On December 19th 1944, Dietrich Bonhoeffer, in his bleak underground prison in the cellars of the Gestapo headquarters in central Berlin, began to write a Christmas letter to his fiancée, Maria von Wedemeyer. In it he included a poem to be shared with his parents called By the Powers of Good, "which has been running through my head in the last few days". It was to be his final greeting. The last verse goes as follows:

While all the powers of good protect us
Boldly we'll face the future, come what may.
At even and at morn God will befriend us
And never fails to greet us each new day!

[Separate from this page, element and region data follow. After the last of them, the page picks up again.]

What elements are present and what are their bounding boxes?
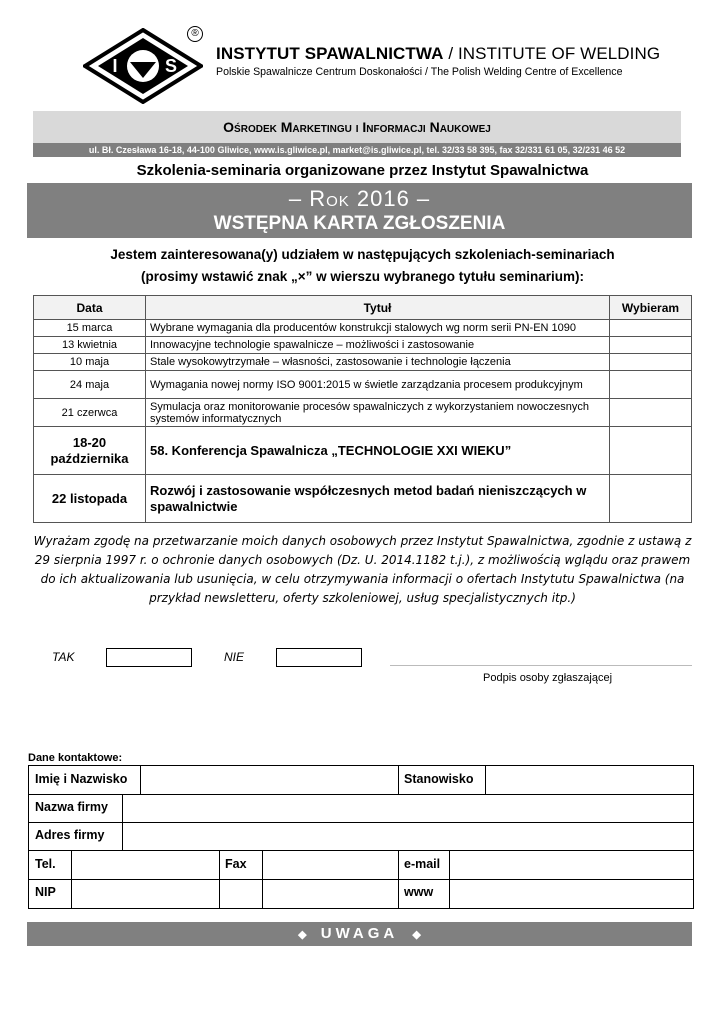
marketing-center-band: Ośrodek Marketingu i Informacji Naukowej [33, 111, 681, 143]
form-title: WSTĘPNA KARTA ZGŁOSZENIA [213, 213, 506, 234]
consent-yes-label: TAK [52, 650, 75, 664]
phone-field[interactable] [73, 853, 217, 877]
email-label: e-mail [404, 857, 441, 871]
email-field[interactable] [451, 853, 691, 877]
svg-text:I: I [112, 56, 118, 76]
seminar-date: 13 kwietnia [34, 337, 146, 354]
signature-line[interactable] [390, 665, 692, 666]
seminar-title: Symulacja oraz monitorowanie procesów spawalniczych z wykorzystaniem nowoczesnych systemów informatycznych [146, 399, 610, 427]
consent-yes-box[interactable] [106, 648, 192, 667]
fax-field[interactable] [264, 853, 396, 877]
notice-band [27, 922, 692, 946]
interest-instruction: (prosimy wstawić znak „×” w wierszu wybranego tytułu seminarium): [141, 269, 584, 284]
table-row [34, 371, 692, 399]
table-row [34, 399, 692, 427]
seminar-select-cell[interactable] [610, 399, 692, 427]
seminar-title: 58. Konferencja Spawalnicza „TECHNOLOGIE XXI WIEKU” [146, 427, 610, 475]
col-header-title: Tytuł [146, 296, 610, 320]
institute-name-pl: INSTYTUT SPAWALNICTWA [216, 44, 444, 63]
seminar-select-cell[interactable] [610, 427, 692, 475]
seminars-heading: Szkolenia-seminaria organizowane przez Instytut Spawalnictwa [136, 162, 589, 179]
institute-name [216, 44, 660, 64]
company-address-field[interactable] [124, 824, 690, 848]
year-value: 2016 – [349, 186, 431, 211]
seminar-title: Stale wysokowytrzymałe – własności, zastosowanie i technologie łączenia [146, 354, 610, 371]
table-row [34, 320, 692, 337]
year-prefix: – [288, 186, 310, 211]
www-field[interactable] [451, 882, 691, 906]
col-header-date: Data [34, 296, 146, 320]
company-name-label: Nazwa firmy [35, 800, 108, 814]
seminar-date: 24 maja [34, 371, 146, 399]
name-field[interactable] [142, 768, 396, 792]
registered-mark: ® [187, 26, 203, 42]
institute-name-en: INSTITUTE OF WELDING [457, 44, 661, 63]
data-consent-text: Wyrażam zgodę na przetwarzanie moich danych osobowych przez Instytut Spawalnictwa, zgodnie z ustawą z 29 sierpnia 1997 r. o ochronie danych osobowych (Dz. U. 2014.1182 t.j.), z możliwością wglądu oraz prawem do ich aktualizowania lub usunięcia, w celu otrzymywania informacji o ofertach Instytutu Spawalnictwa (na przykład newsletteru, oferty szkoleniowej, usług specjalistycznych itp.) [33, 534, 692, 605]
interest-statement: Jestem zainteresowana(y) udziałem w następujących szkoleniach-seminariach [110, 247, 615, 262]
year-word: Rok [309, 186, 350, 211]
table-row [34, 354, 692, 371]
table-row [34, 427, 692, 475]
year-heading [27, 186, 692, 212]
institute-subtitle: Polskie Spawalnicze Centrum Doskonałości / The Polish Welding Centre of Excellence [216, 66, 623, 78]
address-band: ul. Bł. Czesława 16-18, 44-100 Gliwice, www.is.gliwice.pl, market@is.gliwice.pl, tel. 32/33 58 395, fax 32/331 61 05, 32/231 46 52 [33, 143, 681, 157]
seminar-title: Wybrane wymagania dla producentów konstrukcji stalowych wg norm serii PN-EN 1090 [146, 320, 610, 337]
year-title-block [27, 183, 692, 238]
seminar-select-cell[interactable] [610, 371, 692, 399]
col-header-select: Wybieram [610, 296, 692, 320]
institute-logo [83, 28, 203, 104]
nip-field[interactable] [73, 882, 217, 906]
seminar-date: 21 czerwca [34, 399, 146, 427]
notice-label: UWAGA [320, 925, 399, 942]
seminar-date: 18-20 października [34, 427, 146, 475]
seminar-date: 15 marca [34, 320, 146, 337]
seminar-select-cell[interactable] [610, 337, 692, 354]
diamond-icon: ◆ [298, 929, 307, 941]
contact-heading: Dane kontaktowe: [28, 752, 123, 764]
seminar-date: 22 listopada [34, 475, 146, 523]
seminar-title: Innowacyjne technologie spawalnicze – możliwości i zastosowanie [146, 337, 610, 354]
signature-label: Podpis osoby zgłaszającej [483, 672, 613, 684]
consent-no-box[interactable] [276, 648, 362, 667]
name-label: Imię i Nazwisko [35, 772, 128, 786]
svg-text:S: S [164, 56, 178, 76]
seminar-title: Rozwój i zastosowanie współczesnych metod badań nieniszczących w spawalnictwie [146, 475, 610, 523]
institute-name-separator: / [443, 44, 458, 63]
phone-label: Tel. [35, 857, 56, 871]
diamond-icon: ◆ [412, 929, 421, 941]
fax-label: Fax [225, 857, 247, 871]
table-row [34, 337, 692, 354]
company-address-label: Adres firmy [35, 828, 105, 842]
seminar-select-cell[interactable] [610, 475, 692, 523]
table-row [34, 475, 692, 523]
contact-form [28, 765, 694, 909]
seminar-select-cell[interactable] [610, 320, 692, 337]
position-field[interactable] [487, 768, 691, 792]
nip-label: NIP [35, 885, 56, 899]
www-label: www [404, 885, 434, 899]
seminar-select-cell[interactable] [610, 354, 692, 371]
consent-no-label: NIE [224, 650, 245, 664]
seminar-table [33, 295, 692, 523]
company-name-field[interactable] [124, 796, 690, 820]
position-label: Stanowisko [404, 772, 474, 786]
seminar-date: 10 maja [34, 354, 146, 371]
seminar-title: Wymagania nowej normy ISO 9001:2015 w świetle zarządzania procesem produkcyjnym [146, 371, 610, 399]
seminar-table-header [34, 296, 692, 320]
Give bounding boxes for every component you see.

The sixth Christmas season of the war was a terrifying time of impending overwhelming disaster. In the circumstances, the seven short verses of this poem expressing Bonhoeffer's affirmation of God's enduring and comforting presence have to be seen not as just a conventional expression of escapist pietism, but, rather, a most moving and timely confession of faith. It begins:

The powers of good surround us in wonder,
Comforted and kept beyond all fear,
So I will live with you in these days
And go with you to meet the coming year.

The old year still fills our hearts with terror.
We carry still the burden of these evil days.
O Lord, give our chastened souls your healing
For which you have so gracefully created us.

 

Gratefulness: A Source of Strength

First: Nothing can console us when we lose a beloved person and no one should try. We have to simply bear and survive it. That sounds hard but is in fact a great consolation: When the hole remains unfilled, we remain connected through it. It is wrong to say that God fills the gap, because he keeps it empty and so helps us to sustain our old communion, even through pain. 

Then: The more beautiful and fulfilling our memories, the harder the separation. But gratefulness transforms the agony of memory into a quiet joy. We should avoid burrowing in our memories, just as we do not look at a precious gift continuously. Rather, we should rather save them for special hours, like a hidden treasure of which we are certain. Then a pervading joy and strength will flow from the past.

Understanding Reality

To understand reality is not the same as to know about outward events. It is to perceive the essential nature of things. The best-informed man is not necessarily the wisest. Indeed there is a danger that precisely in the multiplicity of his knowledge he will lose sight of what is essential. But on the other hand, knowledge of an apparently trivial detail quite often makes it possible to see into the depth of things. And so the wise man will seek to acquire the best possible knowledge about events, but always without becoming dependent upon this knowledge. To recognize the significant in the factual is wisdom.